Justin perlahan menarik tas kecil yang sedari tadi di pegangi Molly, gerakannya begitu pelan agar ia tidak membangunkan gadis itu. Tapi tiba – tiba Molly terbangun dan menarik kerahnya. Justin terkejut dan terdiam menunggu gadis itu bereaksi. Ia fikir gadis itu akan menamparnya atau memukulinya. Tetapi tidak, gadis itu malah menyentuh pipi kanannya dan mengelus – elusnya.

"Justin..." Suara Molly terdengar serak dan ia masih memegangi wajah Justin yang hanya berjarak beberapa jari dari wajahnya itu.

"Yes..." Ujar Justin canggung. Pria itu mengalihkan pandangannya dari Molly tetapi tidak berniat untuk melepaskan pegangan Molly dari wajahnya.

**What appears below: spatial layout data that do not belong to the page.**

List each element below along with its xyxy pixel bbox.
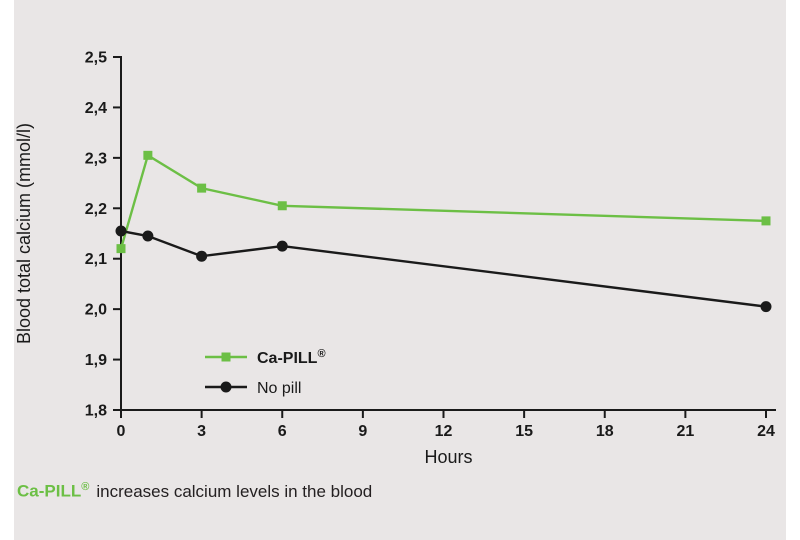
x-tick-label: 21 [676,423,694,440]
data-point-ca-pill [197,183,207,193]
chart-panel [14,0,786,540]
caption-text: increases calcium levels in the blood [96,481,373,501]
legend-marker-no-pill [220,381,232,393]
data-point-no-pill [142,230,154,242]
y-tick-label: 1,8 [85,403,107,420]
x-tick-label: 15 [515,423,533,440]
x-tick-label: 0 [117,423,126,440]
y-tick-label: 2,5 [85,50,107,67]
x-tick-label: 3 [197,423,206,440]
y-tick-label: 2,4 [85,100,107,117]
y-tick-label: 2,0 [85,302,107,319]
calcium-line-chart: 1,8 1,9 2,0 2,1 2,2 2,3 2,4 2,5 0 3 6 9 12 15 18 21 24 Ho… [14,50,776,467]
data-point-no-pill [115,225,127,237]
series-line-ca-pill [119,153,767,249]
y-axis-title: Blood total calcium (mmol/l) [14,123,34,344]
x-tick-label: 6 [278,423,287,440]
data-point-no-pill [196,250,208,262]
x-tick-label: 18 [596,423,614,440]
legend-label-no-pill: No pill [257,380,301,397]
caption-registered-mark: ® [81,481,90,493]
data-point-ca-pill [143,150,153,160]
y-tick-label: 2,2 [85,201,107,218]
series-line-no-pill [120,229,767,308]
y-tick-label: 1,9 [85,352,107,369]
y-tick-label: 2,1 [85,251,107,268]
data-point-ca-pill [761,216,771,226]
legend-label-ca-pill: Ca-PILL® [257,348,326,367]
data-point-ca-pill [277,201,287,211]
x-tick-label: 24 [757,423,775,440]
x-axis-title: Hours [424,447,472,467]
data-point-ca-pill [116,244,126,254]
caption-brand: Ca-PILL [17,481,82,501]
data-point-no-pill [276,240,288,252]
x-tick-label: 12 [435,423,453,440]
data-point-no-pill [760,301,772,313]
x-tick-label: 9 [358,423,367,440]
caption: Ca-PILL® increases calcium levels in the … [17,481,372,502]
y-tick-label: 2,3 [85,150,107,167]
legend-marker-ca-pill [221,352,231,362]
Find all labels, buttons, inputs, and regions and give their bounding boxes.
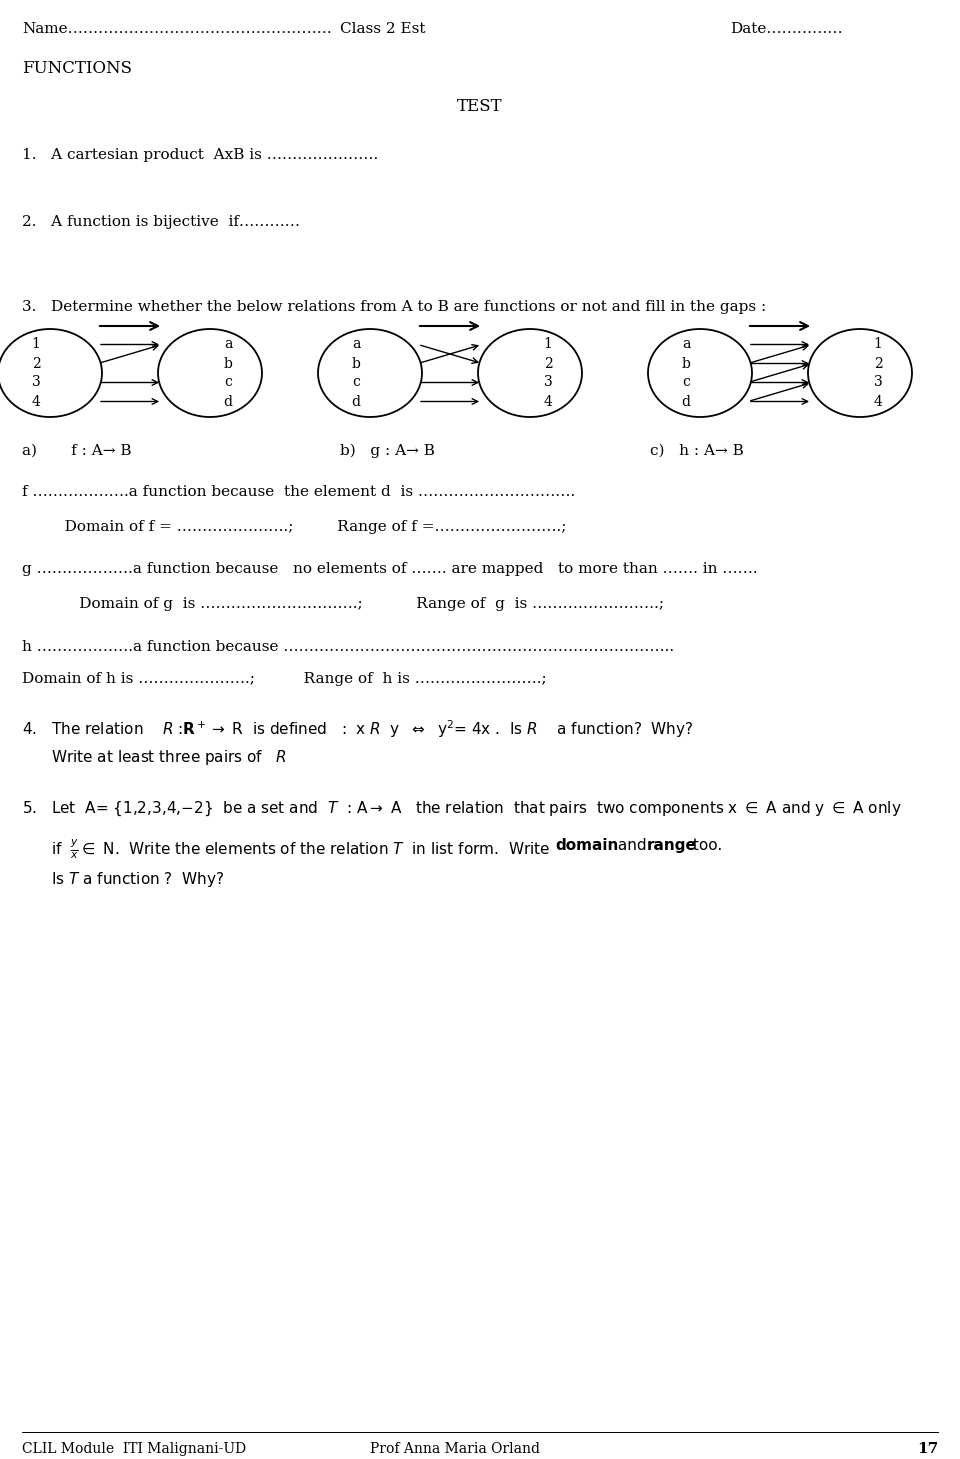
Text: b)   g : A→ B: b) g : A→ B: [340, 444, 435, 458]
Text: a: a: [682, 337, 690, 352]
Text: c)   h : A→ B: c) h : A→ B: [650, 444, 744, 458]
Text: 2: 2: [874, 356, 882, 371]
Text: a: a: [351, 337, 360, 352]
Text: a: a: [224, 337, 232, 352]
Text: 4.   The relation    $R$ :$\mathbf{R}^+$$\rightarrow$ R  is defined   :  x $R$  : 4. The relation $R$ :$\mathbf{R}^+$$\rig…: [22, 718, 693, 740]
Text: 1: 1: [543, 337, 552, 352]
Text: 4: 4: [32, 394, 40, 409]
Text: Prof Anna Maria Orland: Prof Anna Maria Orland: [370, 1441, 540, 1456]
Text: b: b: [351, 356, 360, 371]
Text: 4: 4: [543, 394, 552, 409]
Text: Is $T$ a function ?  Why?: Is $T$ a function ? Why?: [22, 870, 225, 889]
Text: Domain of g  is ………………………….;           Range of  g  is …………………….;: Domain of g is ………………………….; Range of g i…: [50, 597, 664, 611]
Text: Name…………………………………………….: Name…………………………………………….: [22, 22, 331, 36]
Text: d: d: [682, 394, 690, 409]
Text: too.: too.: [688, 837, 722, 854]
Text: h ……………….a function because …………………………………………………………………..: h ……………….a function because …………………………………: [22, 641, 674, 654]
Text: d: d: [224, 394, 232, 409]
Text: 1: 1: [32, 337, 40, 352]
Text: Date……………: Date……………: [730, 22, 843, 36]
Text: 4: 4: [874, 394, 882, 409]
Text: range: range: [647, 837, 697, 854]
Text: c: c: [224, 375, 232, 390]
Text: 3: 3: [543, 375, 552, 390]
Text: 3: 3: [32, 375, 40, 390]
Text: and: and: [613, 837, 652, 854]
Text: domain: domain: [555, 837, 618, 854]
Text: c: c: [352, 375, 360, 390]
Text: f ……………….a function because  the element d  is ………………………….: f ……………….a function because the element …: [22, 484, 575, 499]
Text: Domain of h is ………………….;          Range of  h is …………………….;: Domain of h is ………………….; Range of h is ……: [22, 673, 546, 686]
Text: 2.   A function is bijective  if…………: 2. A function is bijective if…………: [22, 214, 300, 229]
Text: Class 2 Est: Class 2 Est: [340, 22, 425, 36]
Text: CLIL Module  ITI Malignani-UD: CLIL Module ITI Malignani-UD: [22, 1441, 246, 1456]
Text: Write at least three pairs of   $R$: Write at least three pairs of $R$: [22, 748, 287, 767]
Text: d: d: [351, 394, 361, 409]
Text: g ……………….a function because   no elements of ……. are mapped   to more than ……. i: g ……………….a function because no elements …: [22, 562, 757, 576]
Text: 2: 2: [543, 356, 552, 371]
Text: 3.   Determine whether the below relations from A to B are functions or not and : 3. Determine whether the below relations…: [22, 301, 766, 314]
Text: 5.   Let  A= $\{$1,2,3,4,$-$2$\}$  be a set and  $T$  : A$\rightarrow$ A   the r: 5. Let A= $\{$1,2,3,4,$-$2$\}$ be a set …: [22, 800, 901, 818]
Text: 1: 1: [874, 337, 882, 352]
Text: Domain of f = ………………….;         Range of f =…………………….;: Domain of f = ………………….; Range of f =……………: [50, 519, 566, 534]
Text: 17: 17: [917, 1441, 938, 1456]
Text: TEST: TEST: [457, 98, 503, 115]
Text: 1.   A cartesian product  AxB is ………………….: 1. A cartesian product AxB is ………………….: [22, 147, 378, 162]
Text: b: b: [682, 356, 690, 371]
Text: 3: 3: [874, 375, 882, 390]
Text: FUNCTIONS: FUNCTIONS: [22, 60, 132, 77]
Text: c: c: [682, 375, 690, 390]
Text: a)       f : A→ B: a) f : A→ B: [22, 444, 132, 458]
Text: b: b: [224, 356, 232, 371]
Text: if  $\frac{y}{x}$$\in$ N.  Write the elements of the relation $T$  in list form.: if $\frac{y}{x}$$\in$ N. Write the eleme…: [22, 837, 551, 861]
Text: 2: 2: [32, 356, 40, 371]
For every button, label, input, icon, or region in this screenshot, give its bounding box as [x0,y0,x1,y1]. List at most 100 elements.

"What are you gonna do to me?" Suara Molly terdengar lemah, ia menyeringai lebar pada Justin. Membuat pria diahadapannya itu salah tingkah.

"Mengantarmu pulang." Justin mengangkat alisnya. Posisi itu tidak nyaman, benar – benar tidak nyaman. Itu membuatnya berfikir yang bukan – bukan. Jadi ia berdehem dan berusaha mengembalikan akal sehatnya.

Molly tersenyum dan tertawa, ia kemudian menepuk - nepuk wajah Justin, pria itu meringis kesakitan tetapi ia tidak mampu menghindar karena cengkraman Molly pada kerahnya benar – benar kencang
"hhh...Bodoh...Aku tidak mau pulang!!! Jangan...bawa...hhhh...aku pulang, mengerti? Mengerti tidak?"
Justin kembali terkekeh, bahkan dalam kondisi mabuk seperti ini, sifatnya masih tetap menyebalkan. Suka memerintah, membentak dan meremehkan orang lain. Mata Justin menelusuri setiap lekuk wajah Molly, baru kali ini ia benar – benar memperhatikan wajah gadis itu dengan seksama. Well, sebenarnya dia manis juga, no, beautiful. Justin menyukai garis tipis di bawah bibirnya dan hidung mancungnya yang kecil dan – Oh no, wake up Justin! Justin mengerjap – erjapkan matanya, mencoba tersadar dari lamunannya. Ia kemudian melepaskan pegangan tangan Molly pada kerahnya dengan paksa, ia menjauhkan wajahnya dari Molly, menjauhkan fikirannya yang telah berfantasi terlalu jauh.

"Aku benar – benar harus membawamu pulang sekarang, Molly Collins." Justin menyalakan mesin Mobilnya dan mobil itu mulai berjalan menggerus menyusuri jalanan sepi itu. Bahkan Justin tidak tahu kemana arah tujuannya, ia tidak tahu harus membawa gadis di sampingnya ini kemana sementara matanya sudah mulai mengantuk lagi. FUCK, ia sudah tidak bisa menahan matanya yang hampir saja menutup, tidak ada tempat untuk bersinggah atau semecam motel dan hotel disini, disisi – sisi jalan hanya terdapat beberapa club yang masih buka, akan tetapi mereka tidak mungkin bermalam di klub. Jadi ia memutuskan untuk menepikan mobilnya disebuah tempat sunyi, semacam taman di pinggiran sebuah danau. Ia memarkirkan mobilnya tepat menghadap danau itu dan kemudian mematikan mesin mobilnya. Tidak ada salahnya untuk beristirahat sebentar sebelum melanjutkan perjalanan pulang, dari pada terjadi hal yang tidak diinginkan jika ia menyetir dalam keadaan mengantuk.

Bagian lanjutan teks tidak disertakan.